We started at the southern tip of the continent and have seen many wondrous things. After a day off the bikes, the adventure of a lifetime continues …
As much as I might have enjoyed a second day lounging on the shores of Lago Gral Carrera, it feels good being back on the Guanacos (what we named our DR650s). We leave the lake and, as we always do, stretch out on the road, each of us riding our own ride, lost in our own thoughts. The sun is bright and strong and already warming up the day. One by one we stop at the gas station in Puerto Rio Tranquilo. There’s a line out to the street and down the block but those that arrive later join up with those already in the queue. The line of waiting cars is none too happy about this and let us know with honks, glares, and what I imagine are some choice words in Spanish. Eduardo, not wanting to incite a riot on such a pretty day, shepherds us to the back of the line. Disaster averted.

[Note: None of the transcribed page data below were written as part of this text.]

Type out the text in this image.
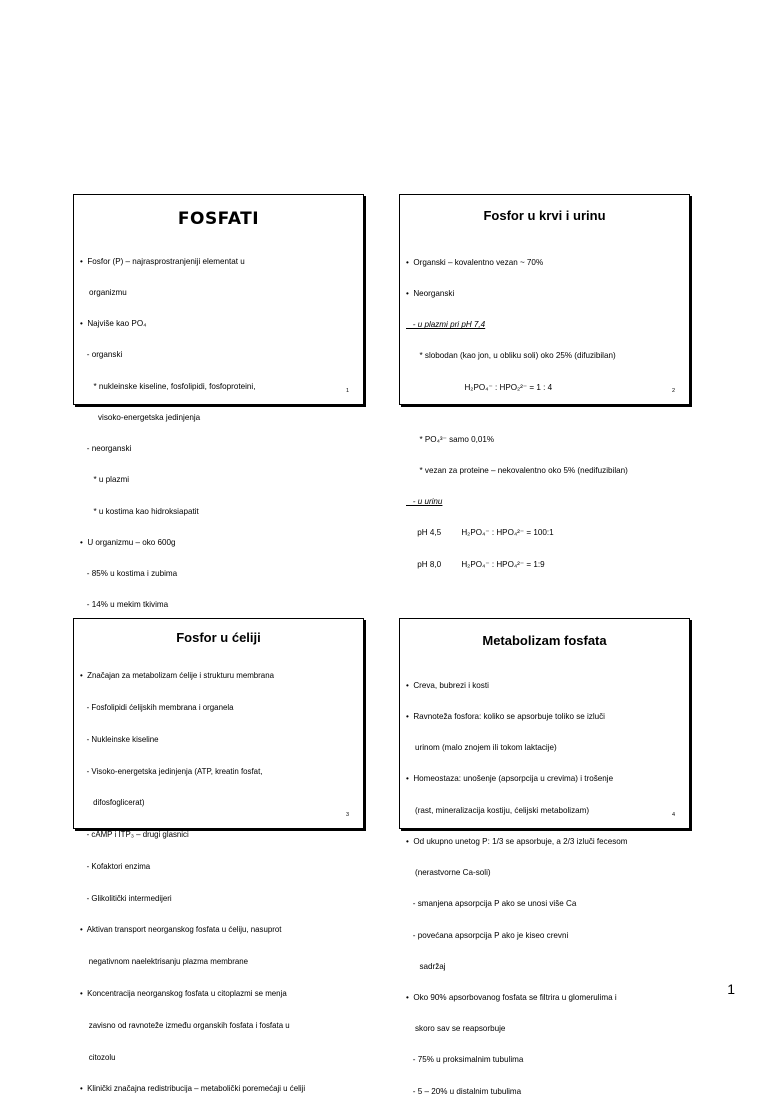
FOSFATI

•  Fosfor (P) – najrasprostranjeniji elementat u

organizmu

•  Najviše kao PO₄

- organski

* nukleinske kiseline, fosfolipidi, fosfoproteini,

visoko-energetska jedinjenja

- neorganski

* u plazmi

* u kostima kao hidroksiapatit

•  U organizmu – oko 600g

- 85% u kostima i zubima

- 14% u mekim tkivima

1
Fosfor u krvi i urinu

•  Organski – kovalentno vezan ~ 70%

•  Neorganski

- u plazmi pri pH 7,4

* slobodan (kao jon, u obliku soli) oko 25% (difuzibilan)

H₂PO₄⁻ : HPO₂²⁻ = 1 : 4

* PO₄³⁻ samo 0,01%

* vezan za proteine – nekovalentno oko 5% (nedifuzibilan)

- u urinu

pH 4,5         H₂PO₄⁻ : HPO₄²⁻ = 100:1

pH 8,0         H₂PO₄⁻ : HPO₄²⁻ = 1:9

2
Fosfor u ćeliji

•  Značajan za metabolizam ćelije i strukturu membrana

- Fosfolipidi ćelijskih membrana i organela

- Nukleinske kiseline

- Visoko-energetska jedinjenja (ATP, kreatin fosfat,

difosfoglicerat)

- cAMP i ITP₃ – drugi glasnici

- Kofaktori enzima

- Glikolitički intermedijeri

•  Aktivan transport neorganskog fosfata u ćeliju, nasuprot

negativnom naelektrisanju plazma membrane

•  Koncentracija neorganskog fosfata u citoplazmi se menja

zavisno od ravnoteže između organskih fosfata i fosfata u

citozolu

•  Klinički značajna redistribucija – metabolički poremećaji u ćeliji

3
Metabolizam fosfata

•  Creva, bubrezi i kosti

•  Ravnoteža fosfora: koliko se apsorbuje toliko se izluči

urinom (malo znojem ili tokom laktacije)

•  Homeostaza: unošenje (apsorpcija u crevima) i trošenje

(rast, mineralizacija kostiju, ćelijski metabolizam)

•  Od ukupno unetog P: 1/3 se apsorbuje, a 2/3 izluči fecesom

(nerastvorne Ca-soli)

- smanjena apsorpcija P ako se unosi više Ca

- povećana apsorpcija P ako je kiseo crevni

sadržaj

•  Oko 90% apsorbovanog fosfata se filtrira u glomerulima i

skoro sav se reapsorbuje

- 75% u proksimalnim tubulima

- 5 – 20% u distalnim tubulima

4
1
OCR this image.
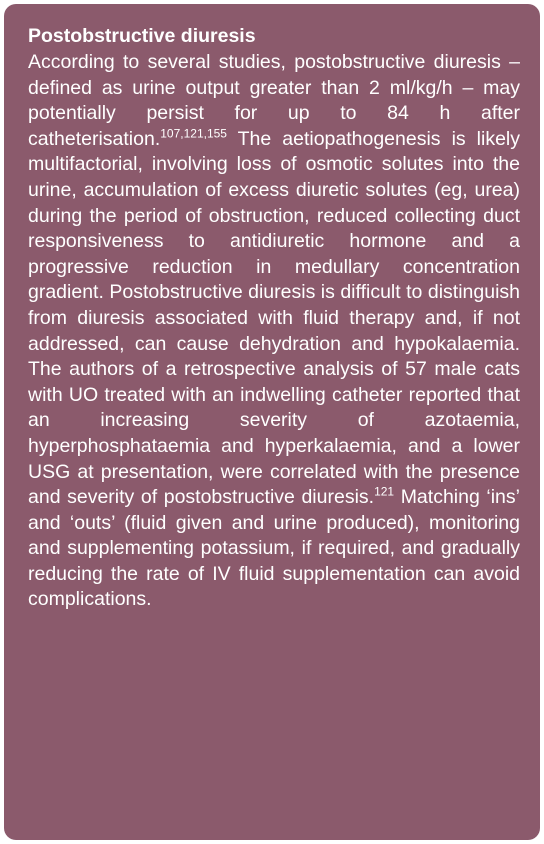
Postobstructive diuresis

According to several studies, postobstructive diuresis – defined as urine output greater than 2 ml/kg/h – may potentially persist for up to 84 h after catheterisation.$^{107,121,155}$ The aetiopathogenesis is likely multifactorial, involving loss of osmotic solutes into the urine, accumulation of excess diuretic solutes (eg, urea) during the period of obstruction, reduced collecting duct responsiveness to antidiuretic hormone and a progressive reduction in medullary concentration gradient. Postobstructive diuresis is difficult to distinguish from diuresis associated with fluid therapy and, if not addressed, can cause dehydration and hypokalaemia. The authors of a retrospective analysis of 57 male cats with UO treated with an indwelling catheter reported that an increasing severity of azotaemia, hyperphosphataemia and hyperkalaemia, and a lower USG at presentation, were correlated with the presence and severity of postobstructive diuresis.$^{121}$ Matching ‘ins’ and ‘outs’ (fluid given and urine produced), monitoring and supplementing potassium, if required, and gradually reducing the rate of IV fluid supplementation can avoid complications.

We’re on the Carretera Austral (CH-7) now, Chile’s route through much of Patagonia. Like Argentina’s Ruta 40, it may be a national highway and a relatively thick line on the map, but not all of it is paved, and we’re facing 62 miles of dirt and gravel through mountains dense with woods. On a fast, straight stretch, Joe’s tire goes flat. He bravely tries to hold onto the bike but before he can bring it to a controlled stop it throws him to the ground. Thankfully, he’s shaken but not stirred. At least he has on-board Go Pro footage of his off. Eduardo and Deidrik fix his flat and we continue on.
Lunch is at two colorfully painted old buses converted into a roadside restaurant for backpackers and other travelers. After lunch, a great twisty road winds its way up over a mountain and then spills down the other side in a delicious series of twists and turns before depositing us in a broad valley. The sun is out, the temperature is rising, and the traffic is building to Coyhaique. We get to town and I tell Dennis, “Follow me. I’ve got GPS!” and proceed to get us lost. We finally make our way to the hotel, shower, and jump into taxis for dinner. Our cab driver is playing Guns N’ Roses. We rock out, then dine at one of the best restaurants in town. We toast to another great day.
Puyuhuapi, Aysén, Chile
The weather is iffy in the morning with gray skies and wet roads. It’s not raining but it could any minute. We ride out of town and up to a ridge that would have a nice view on a clear day, and then descend into a narrow, fertile valley to dance with the Río Maniguales. I don’t know if it’s the weather or a little road weariness, but the vibe is pretty chill. We stop for a lunch of empanadas and hamburguesas. I’m used to flaky, half-moon-shaped empanadas that fit in the palm of your hand. Down here in Patagonia they come in various shapes and sizes, some small and round, others—like the ones we just ordered—are doughy and as big as bear claws. The hamburgers are also peculiar—giant pieces of bread with little patties of ground beef hidden in between. An emphatic “NO Wi-Fi” sign forces us to stare at each other and actually talk.
I leave the lunch spot early to set up a photo op down the road. I snap photos as the riders file by and then quickly hop on the bike and give chase. Ted’s chosen to wait for me up the road, and together we turn up the wick and chase the group through a hilly green landscape. It’s one of the first times that we’re able to really attack a set of twisties with the Guanaco 650s, and they oblige, turning in quickly and torquing their way out of corners. The adrenaline flows. Ted’s fast and smooth and we eventually catch the tail of the group.